Time Out, known for their Best Of City guides, has partnered with HelloFresh to bring a taste of Buenos Aires, Argentina straight to your kitchen. The team at Time Out selected this recipe to transport you there, and tells us that “Buenos Aires's oldest neighborhood, where the city's first Spanish settlement was established in 1536, San Telmo, is the version of the city that has outlasted every reinvention with colonial mansions now splattered with murals and cobblestones worn smooth by two centuries of foot traffic. Every Sunday, Calle Defensa transforms into the Feria de San Telmo, a street bazaar running since the early 1970s, complete with tango dancers, antique dealers, and food vendors.” At such vendors, the “choripán is never far away, and it origins date to the mid-19th century.” The sandwich combines the spicy Spanish sausage and the tangy Argentinian herb sauce, chimichurri, in one incredible sandwich that’s finished with plenty of melted mozzarella. On the side, crispy potato wedges, get a smoky chipotle mayo sauce that's perfect for dipping or adding to your sandwich.
1 teaspoon
Chipotle Powder
16 ounce
Potatoes
1 tablespoon
Savory Paprika Blend
18 ounce
Mexican Chorizo
4 tablespoon
Smoky Red Pepper Crema
(Contains: Milk)
½ cup
Mozzarella Cheese
(Contains: Milk)
4 tablespoon
Mayonnaise
(Contains: Eggs)
1 unit
Tomato
1 teaspoon
Garlic Powder
2 unit
Demi-Baguette
(Contains: Soy, Wheat)
¼ ounce
Cilantro
2 ounce
Chimichurri

Adjust racks to top and middle positions and preheat oven to 450 degrees. Wash and dry produce.
Cut potatoes into ½-inch-thick wedges. Finely dice tomato. Mince cilantro. Slice baguettes in half lengthwise; use a spoon to carefully hollow out baguettes. TIP: Save insides of baguettes for another use, like homemade breadcrumbs.
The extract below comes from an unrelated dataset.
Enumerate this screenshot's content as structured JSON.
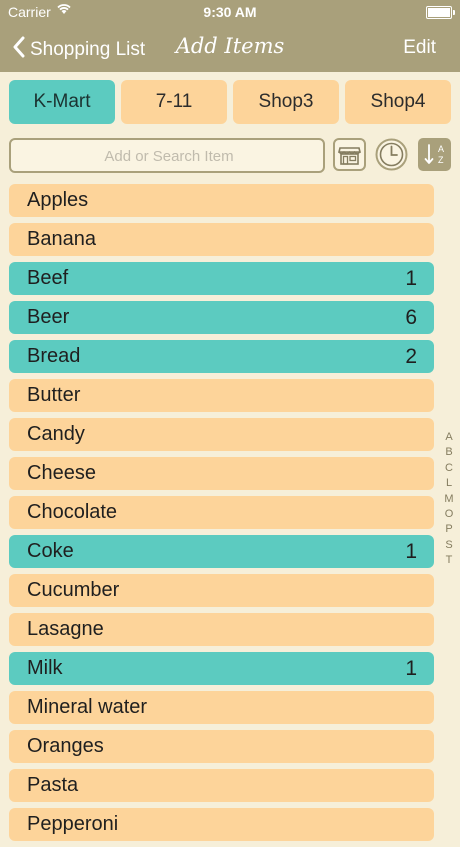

Toss potatoes on a baking sheet with a large drizzle of oil, garlic powder, salt, and pepper. Roast on top rack until browned and tender, 20-25 minutes.

In a small bowl, combine smoky red pepper crema, mayonnaise, and chipotle powder to taste; season with salt and pepper.
In a separate small bowl, combine chimichurri, cilantro, and tomato. Set aside until Step 6.

Heat a drizzle of oil in a large pan over medium-high heat. Add chorizo*, Savory Paprika Blend, salt, and pepper. Cook, breaking up meat into pieces, until browned and cooked through, 4-6 minutes.

While chorizo cooks, add baguettes to a second baking sheet. Fill top halves with mozzarella. Switch potatoes to middle rack and bake bread on top rack until bottom halves are golden and cheese is melted, 3-5 minutes.

Fill bottom halves of baguettes with as much chorizo as you like. Top with as much tomato-cilantro chimichurri as you like and close with top halves of baguettes. Halve crosswise.
Divide potato wedges between plates. Top with remaining chorizo and as much chipotle mayo and chimichurri as you like. Divide sandwiches between plates and serve with any remaining chipotle mayo on the side. TIP: Add remaining chipotle mayo directly to sandwich if you want an extra-saucy sandwich!